No Brasil, os distribuidores já detêm cerca de 60% dos certificados de descarbonização instituídos pelo programa Renovabio, necessários para atingir a meta de comercialização estipulada para este ano, de mais de 20 milhões de certificados dos chamados Créditos de Descarbonização por Biocombustíveis (CBios), disse Danielle Machado e Silva Conde, superintendente adjunta de biocombustíveis e qualidade de produto da Agência Nacional do Petróleo (ANP).
“Mais de 200 produtores de bioenergia já foram certificados e mais de 15 milhões de CBios – equivalentes a 15 milhões de toneladas de emissões de CO2 evitadas – foram registrados este ano”, afirmou Bento Albuquerque, ministro de Minas e Energia.
Ação urgente
De acordo com dados da IEA, a produção e uso de biocombustíveis, que representam 50% do total da bioenergia consumida no mundo hoje, vêm crescendo, mas em ritmo muito menor do que o necessário para atingir as metas de desenvolvimento sustentável do setor energético. Além disso, o setor foi severamente atingido pela crise econômica causada pela pandemia de COVID-19, que resultou em uma queda de 12% na produção – a primeira após duas décadas de crescimento (leia mais em https://agencia.fapesp.br/34472/).
Para reverter esse declínio e promover a retomada do crescimento dos biocombustíveis, os representantes da Biofuture estão conclamando as nações a adotarem os princípios para incentivar a implementação de políticas e programas de recuperação e aceleração da bioeconomia pós-COVID-19 propostos pelos 20 países-membros da Plataforma.
Um desses princípios é que os países não devem retroceder em relação às metas estabelecidas antes da pandemia para a promoção dos biocombustíveis e a bioeconomia. Outro princípio é a reavaliação dos subsídios aos combustíveis fósseis.
“A Plataforma Biofuturo tem sido fundamental para preencher uma lacuna no debate ambiental e energético internacional, no qual o papel e a necessidade de uma bioenergia sustentável têm sido amplamente ignorados.

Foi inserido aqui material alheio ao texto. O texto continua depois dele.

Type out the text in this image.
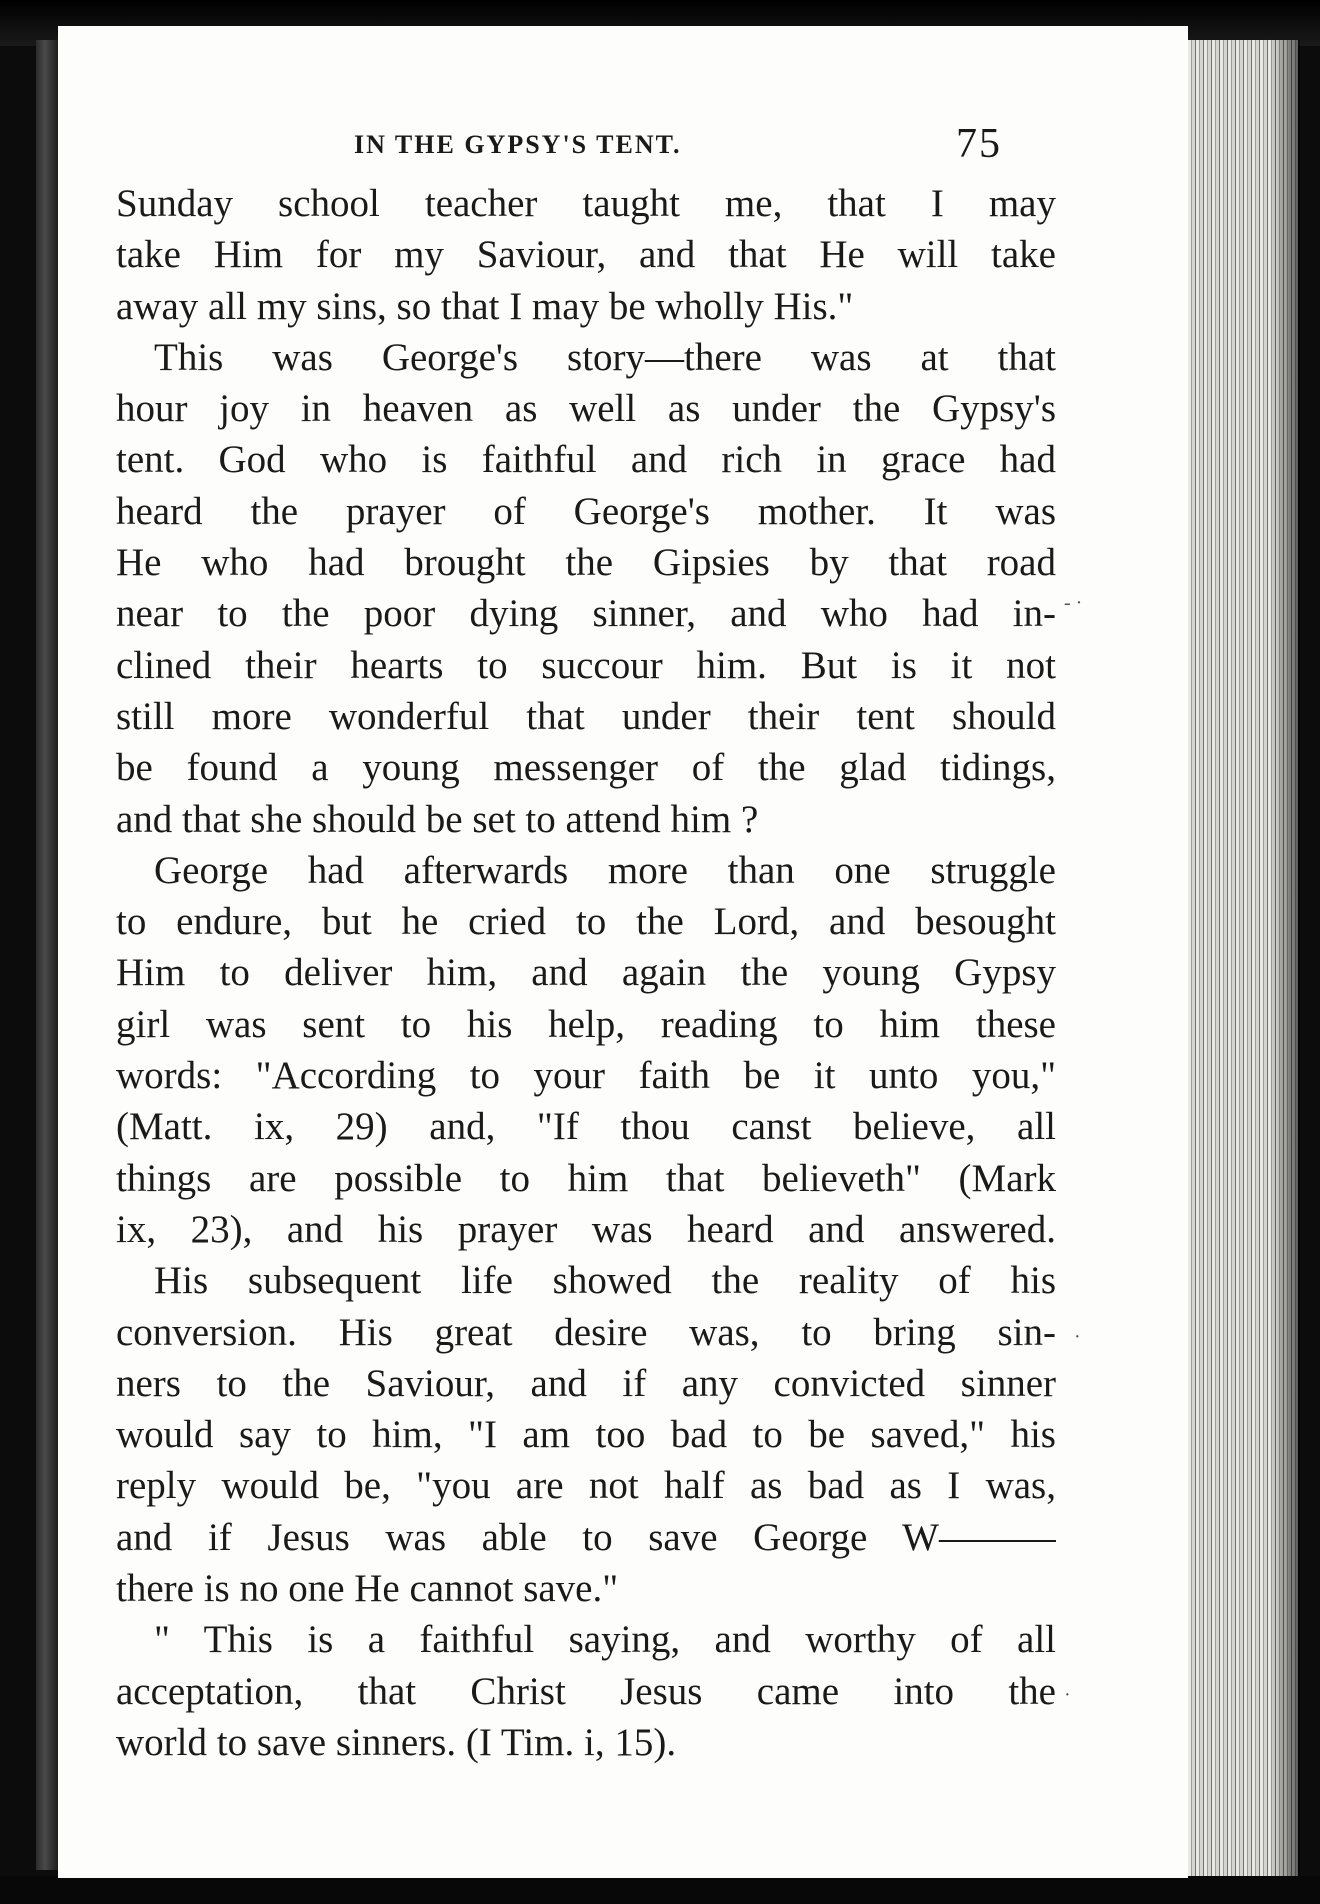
IN THE GYPSY'S TENT.	75
Sunday school teacher taught me, that I may
take Him for my Saviour, and that He will take
away all my sins, so that I may be wholly His."
This was George's story—there was at that
hour joy in heaven as well as under the Gypsy's
tent. God who is faithful and rich in grace had
heard the prayer of George's mother. It was
He who had brought the Gipsies by that road
near to the poor dying sinner, and who had in-
clined their hearts to succour him. But is it not
still more wonderful that under their tent should
be found a young messenger of the glad tidings,
and that she should be set to attend him ?
George had afterwards more than one struggle
to endure, but he cried to the Lord, and besought
Him to deliver him, and again the young Gypsy
girl was sent to his help, reading to him these
words: "According to your faith be it unto you,"
(Matt. ix, 29) and, "If thou canst believe, all
things are possible to him that believeth" (Mark
ix, 23), and his prayer was heard and answered.
His subsequent life showed the reality of his
conversion. His great desire was, to bring sin-
ners to the Saviour, and if any convicted sinner
would say to him, "I am too bad to be saved," his
reply would be, "you are not half as bad as I was,
and if Jesus was able to save George W———
there is no one He cannot save."
" This is a faithful saying, and worthy of all
acceptation, that Christ Jesus came into the
world to save sinners. (I Tim. i, 15).
- ·
·
·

Desde o lançamento da Plataforma, os países-membros anunciaram e trabalharam em novas políticas e programas importantes para a bioenergia, biocombustíveis e bioeconomia”, disse Ernesto Araújo, ministro das Relações Exteriores.

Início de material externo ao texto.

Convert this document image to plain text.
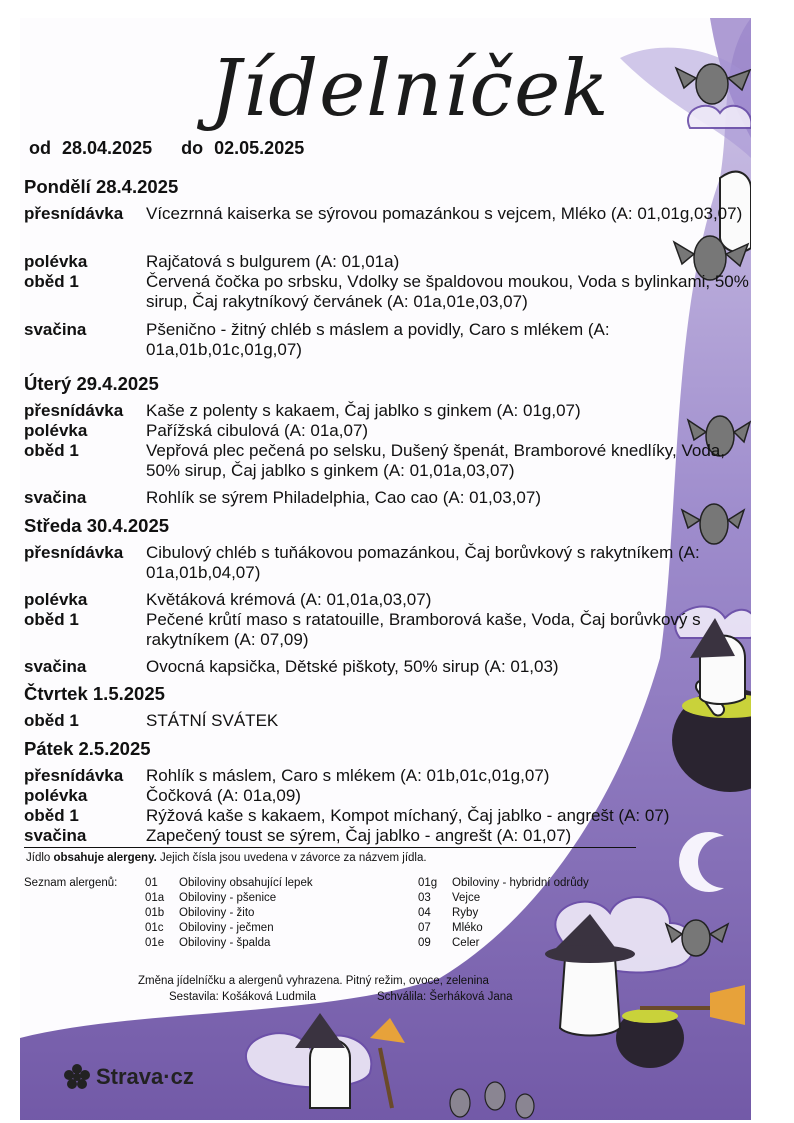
Jídelníček
od 28.04.2025 do 02.05.2025
Pondělí 28.4.2025
přesnídávka Vícezrnná kaiserka se sýrovou pomazánkou s vejcem, Mléko (A: 01,01g,03,07)
polévka	Rajčatová s bulgurem (A: 01,01a)
oběd 1	Červená čočka po srbsku, Vdolky se špaldovou moukou, Voda s bylinkami, 50% sirup, Čaj rakytníkový červánek (A: 01a,01e,03,07)
svačina	Pšenično - žitný chléb s máslem a povidly, Caro s mlékem (A: 01a,01b,01c,01g,07)
Úterý 29.4.2025
přesnídávka Kaše z polenty s kakaem, Čaj jablko s ginkem (A: 01g,07)
polévka	Pařížská cibulová (A: 01a,07)
oběd 1	Vepřová plec pečená po selsku, Dušený špenát, Bramborové knedlíky, Voda, 50% sirup, Čaj jablko s ginkem (A: 01,01a,03,07)
svačina	Rohlík se sýrem Philadelphia, Cao cao (A: 01,03,07)
Středa 30.4.2025
přesnídávka Cibulový chléb s tuňákovou pomazánkou, Čaj borůvkový s rakytníkem (A: 01a,01b,04,07)
polévka	Květáková krémová (A: 01,01a,03,07)
oběd 1	Pečené krůtí maso s ratatouille, Bramborová kaše, Voda, Čaj borůvkový s rakytníkem (A: 07,09)
svačina	Ovocná kapsička, Dětské piškoty, 50% sirup (A: 01,03)
Čtvrtek 1.5.2025
oběd 1	STÁTNÍ SVÁTEK
Pátek 2.5.2025
přesnídávka Rohlík s máslem, Caro s mlékem (A: 01b,01c,01g,07)
polévka	Čočková (A: 01a,09)
oběd 1	Rýžová kaše s kakaem, Kompot míchaný, Čaj jablko - angrešt (A: 07)
svačina	Zapečený toust se sýrem, Čaj jablko - angrešt (A: 01,07)
Jídlo obsahuje alergeny. Jejich čísla jsou uvedena v závorce za názvem jídla.
Seznam alergenů: 01 Obiloviny obsahující lepek
01a Obiloviny - pšenice
01b Obiloviny - žito
01c Obiloviny - ječmen
01e Obiloviny - špalda
01g Obiloviny - hybridní odrůdy
03 Vejce
04 Ryby
07 Mléko
09 Celer
Změna jídelníčku a alergenů vyhrazena. Pitný režim, ovoce, zelenina
Sestavila: Košáková Ludmila	Schválila: Šerháková Jana
Strava·cz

Como posição de destaque no desenvolvimento da bioeconomia, o Brasil pode liderar a resposta global à situação atual ao fomentar parcerias internacionais em tópicos-chave como uso responsável da terra e tecnologia de colheita, avaliaram os participantes do evento, que reuniu 450 inscritos, de 34 países.
“O Brasil é referência em bioenergia por ter desenvolvido matriz energética amplamente renovável, em grande parte devido ao sucesso de sua indústria de biocombustíveis. Um dos fatores que contribuíram para isso é a existência no país de uma comunidade de pesquisa robusta que tem ajudado a resolver diversos desafios de ciência e tecnologia na área”, avaliou Glaucia Mendes Souza, professora do Instituto de Química da Universidade de São Paulo (IQ-USP) e membro da coordenação do Programa BIOEN.
O presidente da FAPESP, Marco Antônio Zago, destacou que o Programa BIOEN, que visa o avanço do conhecimento básico e aplicado em áreas relacionadas à produção de bioenergia, faz parte da missão da Fundação de apoiar pesquisas que contribuam para o desenvolvimento do Estado de São Paulo.
“Desde o início do Programa BIOEN, que tem obtido um grande sucesso, uma das preocupações dos pesquisadores tem sido a proteção do meio ambiente, promovendo, por exemplo, a redução do consumo de água pela indústria sucroenergética”, disse Zago.